Recent years have seen an increase in litigation against insurers and distributors involving sales of various types of annuities. There has also been an increase in regulatory actions involving virtually all types of annuities.
Many of these lawsuits rely on various suitability standards as the basis for the sought-after recoveries. Much of the regulatory action also questions the suitability of the annuities sold to various types of consumers.
We have complained in past articles that some consumers have been treated by regulators and others as needing "special" protections because of age when reality dictates that no annuity should be sold to any person of any age without a valid suitability determination.
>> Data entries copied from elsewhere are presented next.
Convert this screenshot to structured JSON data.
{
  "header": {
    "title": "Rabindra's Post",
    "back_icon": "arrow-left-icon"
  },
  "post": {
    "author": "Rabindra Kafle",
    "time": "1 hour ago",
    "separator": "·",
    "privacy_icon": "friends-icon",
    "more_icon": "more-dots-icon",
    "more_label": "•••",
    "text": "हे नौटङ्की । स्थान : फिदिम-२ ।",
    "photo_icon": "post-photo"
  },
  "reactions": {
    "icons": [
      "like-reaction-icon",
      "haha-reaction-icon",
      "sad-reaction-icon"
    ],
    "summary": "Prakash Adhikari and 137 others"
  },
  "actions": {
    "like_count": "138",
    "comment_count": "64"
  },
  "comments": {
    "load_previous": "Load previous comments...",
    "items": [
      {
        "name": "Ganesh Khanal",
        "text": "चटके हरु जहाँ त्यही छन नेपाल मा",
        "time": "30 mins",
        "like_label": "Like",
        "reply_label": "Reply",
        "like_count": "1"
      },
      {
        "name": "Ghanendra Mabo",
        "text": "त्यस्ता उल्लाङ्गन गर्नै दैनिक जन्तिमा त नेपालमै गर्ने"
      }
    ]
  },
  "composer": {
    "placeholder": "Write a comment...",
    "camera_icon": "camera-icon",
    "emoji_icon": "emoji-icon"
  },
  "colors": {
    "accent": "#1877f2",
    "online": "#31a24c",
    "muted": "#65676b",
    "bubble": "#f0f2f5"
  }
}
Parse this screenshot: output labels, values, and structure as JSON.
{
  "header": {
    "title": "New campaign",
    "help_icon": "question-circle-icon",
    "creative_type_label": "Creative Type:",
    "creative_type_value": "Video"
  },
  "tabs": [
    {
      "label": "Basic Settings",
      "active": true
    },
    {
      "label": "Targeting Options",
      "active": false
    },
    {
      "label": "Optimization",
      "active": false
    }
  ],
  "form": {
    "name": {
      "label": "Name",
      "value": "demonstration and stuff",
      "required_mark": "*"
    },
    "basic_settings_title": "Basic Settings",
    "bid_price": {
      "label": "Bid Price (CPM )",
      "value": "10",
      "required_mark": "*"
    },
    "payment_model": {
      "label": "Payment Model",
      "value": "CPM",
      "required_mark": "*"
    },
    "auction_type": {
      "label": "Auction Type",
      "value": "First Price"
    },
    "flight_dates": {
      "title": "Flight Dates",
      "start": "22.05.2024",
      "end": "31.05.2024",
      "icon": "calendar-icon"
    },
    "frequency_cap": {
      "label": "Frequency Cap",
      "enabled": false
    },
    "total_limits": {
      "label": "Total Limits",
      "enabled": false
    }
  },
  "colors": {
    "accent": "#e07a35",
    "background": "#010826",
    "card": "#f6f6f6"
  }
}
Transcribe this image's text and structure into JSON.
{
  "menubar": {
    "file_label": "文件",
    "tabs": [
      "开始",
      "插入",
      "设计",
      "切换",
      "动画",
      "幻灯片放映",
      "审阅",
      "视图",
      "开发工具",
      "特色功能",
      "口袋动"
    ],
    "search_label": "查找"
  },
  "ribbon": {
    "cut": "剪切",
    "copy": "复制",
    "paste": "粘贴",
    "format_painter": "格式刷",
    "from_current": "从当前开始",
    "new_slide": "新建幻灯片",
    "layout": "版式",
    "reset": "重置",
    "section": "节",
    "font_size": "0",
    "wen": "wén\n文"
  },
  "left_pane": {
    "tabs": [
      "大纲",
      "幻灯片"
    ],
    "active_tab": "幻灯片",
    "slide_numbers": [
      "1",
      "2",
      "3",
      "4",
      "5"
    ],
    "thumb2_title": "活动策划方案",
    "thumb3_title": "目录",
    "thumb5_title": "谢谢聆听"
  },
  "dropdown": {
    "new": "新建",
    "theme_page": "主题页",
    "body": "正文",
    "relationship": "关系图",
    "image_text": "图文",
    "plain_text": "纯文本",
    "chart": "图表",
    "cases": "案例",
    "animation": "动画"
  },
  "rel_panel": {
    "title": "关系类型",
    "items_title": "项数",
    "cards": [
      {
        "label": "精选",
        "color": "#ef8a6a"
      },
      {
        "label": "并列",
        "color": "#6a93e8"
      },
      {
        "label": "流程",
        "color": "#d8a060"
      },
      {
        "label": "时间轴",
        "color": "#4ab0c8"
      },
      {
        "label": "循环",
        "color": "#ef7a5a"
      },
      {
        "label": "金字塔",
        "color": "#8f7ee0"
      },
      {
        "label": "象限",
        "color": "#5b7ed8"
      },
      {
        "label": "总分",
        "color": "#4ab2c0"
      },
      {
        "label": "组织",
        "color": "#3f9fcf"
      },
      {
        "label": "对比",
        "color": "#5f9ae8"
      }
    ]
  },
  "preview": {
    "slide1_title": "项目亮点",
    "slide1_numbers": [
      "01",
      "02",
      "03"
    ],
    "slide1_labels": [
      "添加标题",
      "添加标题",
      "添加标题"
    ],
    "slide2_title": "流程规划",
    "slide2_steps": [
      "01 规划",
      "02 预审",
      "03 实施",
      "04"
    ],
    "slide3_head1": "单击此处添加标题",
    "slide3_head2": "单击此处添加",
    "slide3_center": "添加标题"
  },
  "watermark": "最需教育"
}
This leads us then to question what exactly constitutes a "suitable" sale of an annuity–of any type of annuity.
Variable annuities have long been subject to suitability standards imposed by the self-regulatory organization for the securities distribution industry, the NASD. Today, the NASD operates under a new name, the Financial Industry Regulatory Authority (FINRA), but the suitability rules, at least at the present time, remain the same.
Recently, state insurance regulators have begun imposing suitability requirements on sales of all types of annuities. The National Association of Insurance Commissioners, in June 2006, adopted a set of model regulations characterized as the Suitability in Annuity Transactions Model Regulation. The model regulation is now being adopted on a state-by-state basis.
Meanwhile, various versions of a new proposed NASD Rule ("Proposed Rule 2821) are pending. The goal is to impose more rigorous and enhanced suitability procedures for sales of deferred VAs. (By comparison, the model regulation applies to all annuities, not just deferred VAs.)
While Proposed Rule 2821 and the model regulation are not inconsistent with each other, the fact that Proposed Rule 2821 imposes more rigorous standards will require insurers and distributors that offer both VAs and non-variable annuities to create parallel procedures for each of the two types of products. But it is probable that some insurers and distributors will adopt the stricter standards of Proposed Rule 2821 for all their annuity sales in order to avoid the confusion that could develop from having two different sets of procedures for different types of products.
Plaintiff's lawyers have discovered there are opportunities for instituting various types of litigation, due to suitability standards on sales of annuities.
Such standards, whether imposed by FINRA rules or state insurance regulations, do not by their terms provide for private rights of action by purchasers of annuities.
However, the courts and similar tribunals seem to have adopted suitability as the duty owed by insurers and distributors to their annuity customers; they therefore have no problem granting relief to such customers when suitability standards have not been observed.